The grant requires a match, meaning both the county and township must pay $472,500. With its tight $1.1 million budget, the township decided a SIB loan would be the best route for providing the match.
SIB loans are provided to public and private entities for transportation improvements, and are considered on a case-by-case basis. Treasurer Deborah Obrecht said a 12-year loan at 3 percent interest would be $47,468 a year for the township.
The Department of Roads is applying on behalf of the township for the loan as it doesn't have the collateral to apply. The township paid $2,500 for the county to administer the loan.
Township engineers said when speaking with Department of Roads Director Bob Hoepfner, he said the township should only go after a five-year term since that is the only time length he has seen for SIB loans.
Trustee Paul Okoniewski said he didn't find Hoepfner's answer acceptable, and wanted a better explanation as to why the township couldn't have a 10-year or 12-year term.

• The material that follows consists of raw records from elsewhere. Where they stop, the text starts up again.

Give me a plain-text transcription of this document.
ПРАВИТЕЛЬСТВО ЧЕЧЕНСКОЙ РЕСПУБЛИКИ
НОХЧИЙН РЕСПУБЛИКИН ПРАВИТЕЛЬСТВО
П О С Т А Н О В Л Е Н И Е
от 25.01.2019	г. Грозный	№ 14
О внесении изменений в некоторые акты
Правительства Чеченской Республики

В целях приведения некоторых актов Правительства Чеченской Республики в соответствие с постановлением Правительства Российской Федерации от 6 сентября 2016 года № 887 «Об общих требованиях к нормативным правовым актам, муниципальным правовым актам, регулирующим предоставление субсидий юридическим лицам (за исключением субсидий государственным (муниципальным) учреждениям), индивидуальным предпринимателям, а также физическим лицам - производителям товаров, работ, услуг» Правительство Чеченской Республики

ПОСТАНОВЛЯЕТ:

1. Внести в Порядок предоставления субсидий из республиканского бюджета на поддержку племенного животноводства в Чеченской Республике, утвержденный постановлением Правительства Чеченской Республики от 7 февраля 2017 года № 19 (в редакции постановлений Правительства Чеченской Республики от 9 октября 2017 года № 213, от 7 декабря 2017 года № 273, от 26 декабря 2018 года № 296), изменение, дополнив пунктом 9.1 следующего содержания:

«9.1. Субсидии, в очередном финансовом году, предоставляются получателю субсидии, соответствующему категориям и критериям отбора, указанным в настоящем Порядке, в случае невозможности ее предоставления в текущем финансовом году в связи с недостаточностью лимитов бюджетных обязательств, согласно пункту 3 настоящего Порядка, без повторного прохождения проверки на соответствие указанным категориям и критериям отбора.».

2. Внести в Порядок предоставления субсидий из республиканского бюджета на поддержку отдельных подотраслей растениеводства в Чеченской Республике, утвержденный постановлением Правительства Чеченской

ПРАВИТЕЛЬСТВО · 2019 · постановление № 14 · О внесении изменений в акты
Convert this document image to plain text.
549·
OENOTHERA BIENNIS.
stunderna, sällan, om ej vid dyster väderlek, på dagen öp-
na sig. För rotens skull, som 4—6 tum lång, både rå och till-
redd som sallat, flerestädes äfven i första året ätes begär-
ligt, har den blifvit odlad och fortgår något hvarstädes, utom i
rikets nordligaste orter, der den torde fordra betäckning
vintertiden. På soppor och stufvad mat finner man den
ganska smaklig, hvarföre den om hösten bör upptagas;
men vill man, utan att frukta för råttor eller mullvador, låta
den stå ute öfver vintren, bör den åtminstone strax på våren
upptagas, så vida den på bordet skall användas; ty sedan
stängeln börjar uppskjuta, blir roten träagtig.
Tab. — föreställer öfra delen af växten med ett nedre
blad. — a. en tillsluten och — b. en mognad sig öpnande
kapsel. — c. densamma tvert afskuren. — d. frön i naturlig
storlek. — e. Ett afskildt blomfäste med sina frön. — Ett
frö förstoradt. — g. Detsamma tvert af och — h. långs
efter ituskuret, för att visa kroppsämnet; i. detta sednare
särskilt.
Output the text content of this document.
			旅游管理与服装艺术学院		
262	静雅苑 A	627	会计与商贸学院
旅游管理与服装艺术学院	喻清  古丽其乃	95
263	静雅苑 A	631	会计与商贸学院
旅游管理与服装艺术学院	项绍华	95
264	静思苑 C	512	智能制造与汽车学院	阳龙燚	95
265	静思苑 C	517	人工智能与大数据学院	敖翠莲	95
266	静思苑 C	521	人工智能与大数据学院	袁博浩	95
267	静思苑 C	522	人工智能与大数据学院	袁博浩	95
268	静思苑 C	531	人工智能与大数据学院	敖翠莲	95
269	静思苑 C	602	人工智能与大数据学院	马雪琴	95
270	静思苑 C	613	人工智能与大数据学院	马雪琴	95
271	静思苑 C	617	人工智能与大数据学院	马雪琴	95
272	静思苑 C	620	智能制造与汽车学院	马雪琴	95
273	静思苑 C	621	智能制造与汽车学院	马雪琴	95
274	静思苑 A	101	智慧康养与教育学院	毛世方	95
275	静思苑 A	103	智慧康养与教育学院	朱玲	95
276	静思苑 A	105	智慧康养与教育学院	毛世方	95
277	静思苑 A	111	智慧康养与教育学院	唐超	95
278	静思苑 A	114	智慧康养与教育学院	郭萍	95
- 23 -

"Even though we have to go through the county on this, he should not be dictating the terms," he said. "It should be us, the ones that are going to make the agreement, that agree to what the terms are."
Obrecht said the township has to show financial backing to justify going for a 12-year loan term in lieu of five years. She said if approved, the township gives the money to the county in order to pay the state for the loan.
She said both the township and county are paying $472,500, and wondered if other projects the department is considering is affecting the decision to allocate those funds.
Brockmann said she voted against the loan because she believes the township shouldn't take on more debt when it's already struggling with its sewer debt.
"If things were in a better position, I would want to take advantage of the funding, it is a great deal to be funded by federal dollars," she said outside of the meeting. "I can't see putting the township into more debt at this time."
In its 2013-14 budget, township officials agreed to levy a 1 percent fee to residents to offset the costs related to treasurer and assessment operations. The money freed up by this fee would then be used to help pay for the loan.
Brockmann said if the loan was approved, she couldn't see the township removing the 1 percent fee anytime soon.
"It sure would be hard to take it back off when you're committed to a 12-year loan," she said.